The KySS Fellowship for Nurse Practitioners: Improving Child & Adolescent Mental Health Across the United States

Sunday, November 1, 2009

Bernadette Mazurek Melnyk, PhD, RN, CPNP, FAAN
Arizona State University College of Nursing & Healthcare Innovation, Phoenix, AZ
Ann Guthery, MS, RN, PsychNP
College of Nursing & Healthcare Innovation, Arizona State University, Phoenix, AZ

Learning Objective 1: Discuss the rationale for the KySS Fellowship Program for primary care providers.

Learning Objective 2: Describe the components of the KySS Fellowship Program and how it is unique from traditional on-line continuing education programs.

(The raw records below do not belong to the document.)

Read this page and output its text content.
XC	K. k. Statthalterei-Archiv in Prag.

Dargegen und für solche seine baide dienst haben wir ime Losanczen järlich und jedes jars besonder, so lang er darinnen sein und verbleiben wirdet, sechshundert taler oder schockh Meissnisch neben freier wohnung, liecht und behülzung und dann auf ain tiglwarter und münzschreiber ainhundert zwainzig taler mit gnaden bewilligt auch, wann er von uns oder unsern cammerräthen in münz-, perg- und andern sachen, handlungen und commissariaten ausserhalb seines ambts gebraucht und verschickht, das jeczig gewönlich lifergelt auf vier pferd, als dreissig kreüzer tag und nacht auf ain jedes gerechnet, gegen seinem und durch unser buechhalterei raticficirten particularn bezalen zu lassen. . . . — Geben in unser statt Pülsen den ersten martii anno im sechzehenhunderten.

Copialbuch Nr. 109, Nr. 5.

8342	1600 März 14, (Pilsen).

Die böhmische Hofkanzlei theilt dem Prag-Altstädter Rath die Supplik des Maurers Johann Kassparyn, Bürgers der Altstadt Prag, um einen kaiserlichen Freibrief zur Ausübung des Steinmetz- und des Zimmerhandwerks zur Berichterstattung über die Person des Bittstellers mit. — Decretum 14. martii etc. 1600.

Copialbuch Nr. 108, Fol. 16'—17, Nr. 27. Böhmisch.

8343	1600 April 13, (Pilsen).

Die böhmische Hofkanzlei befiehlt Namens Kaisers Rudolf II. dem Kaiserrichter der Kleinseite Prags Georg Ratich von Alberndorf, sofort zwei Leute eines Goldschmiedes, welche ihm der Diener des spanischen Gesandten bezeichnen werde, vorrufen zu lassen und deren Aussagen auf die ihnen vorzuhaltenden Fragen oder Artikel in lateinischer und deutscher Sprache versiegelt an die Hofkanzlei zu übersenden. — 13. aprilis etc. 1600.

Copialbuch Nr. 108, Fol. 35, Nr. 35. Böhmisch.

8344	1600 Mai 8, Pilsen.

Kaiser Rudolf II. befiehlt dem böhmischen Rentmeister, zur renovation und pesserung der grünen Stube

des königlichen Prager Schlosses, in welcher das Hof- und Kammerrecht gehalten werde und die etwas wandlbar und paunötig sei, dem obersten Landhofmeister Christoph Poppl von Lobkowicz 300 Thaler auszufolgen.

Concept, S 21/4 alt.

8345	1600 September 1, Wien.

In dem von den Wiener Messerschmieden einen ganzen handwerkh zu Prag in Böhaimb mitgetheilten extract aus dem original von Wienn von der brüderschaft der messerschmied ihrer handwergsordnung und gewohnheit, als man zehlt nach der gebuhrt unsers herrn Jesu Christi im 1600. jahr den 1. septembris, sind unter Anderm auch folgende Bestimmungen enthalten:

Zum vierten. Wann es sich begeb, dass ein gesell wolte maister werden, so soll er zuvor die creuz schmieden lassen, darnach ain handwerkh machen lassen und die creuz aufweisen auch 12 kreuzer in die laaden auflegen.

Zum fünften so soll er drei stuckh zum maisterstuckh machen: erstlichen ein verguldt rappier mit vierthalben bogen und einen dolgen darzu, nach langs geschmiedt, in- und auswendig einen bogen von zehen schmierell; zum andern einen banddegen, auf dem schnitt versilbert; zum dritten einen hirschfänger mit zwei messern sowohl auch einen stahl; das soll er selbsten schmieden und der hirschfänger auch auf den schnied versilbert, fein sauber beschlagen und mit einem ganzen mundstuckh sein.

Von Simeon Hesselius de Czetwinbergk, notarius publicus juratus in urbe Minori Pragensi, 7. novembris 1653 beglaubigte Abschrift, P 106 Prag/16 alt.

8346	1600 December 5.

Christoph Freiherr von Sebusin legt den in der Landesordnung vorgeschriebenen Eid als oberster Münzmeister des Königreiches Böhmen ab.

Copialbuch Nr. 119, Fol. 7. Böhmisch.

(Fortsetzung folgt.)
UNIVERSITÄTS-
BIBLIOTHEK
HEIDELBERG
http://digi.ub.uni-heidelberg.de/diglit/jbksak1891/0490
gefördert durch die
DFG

One in 4 children and adolescents (i.e., 15 million) in the United States (U.S.) have a mental health problem that interferes with their functioning at home or at school, yet only 20 to 25 percent of these children receive any treatment. Significant health disparities also exist in the receipt of mental health services, with a disproportionate number of Hispanic and African-American children affected. Furthermore, there is a shortage of 30,000 child psychiatrists across the U.S., which is contributing to the severe gap in child and adolescent mental health services. Primary care providers (PCPs), such as pediatric as well as family nurse practitioners (NPs) and physicians, are in a unique position to identify and manage common behavioral and mental health problems among children and adolescents as approximately 75 percent of children with mental health disorders are seen in primary care settings. However, although the burden of assessing and treating children and teens for mental health problems has largely fallen to PCPs, findings from recent studies have supported that PCPs report inadequate knowledge of screening and early intervention practices for these problems. This presentation will highlight the development and content of as well as unique features of the KySS (Keep your children/yourself Safe and Secure) Fellowship Continuing Education Program aimed at preparing primary care pediatric and family NPs to accurately screen for, identify and deliver early evidence-based interventions for children and adolescents experiencing common mental health problems. The fellowship program, the first of its kind in the United States (U.S.), is a collaborative initiative between the Arizona State University (ASU) College of Nursing & Healthcare Innovation and the National Association of Pediatric Nurse Practitioners’ (NAPNAP) KySS Program.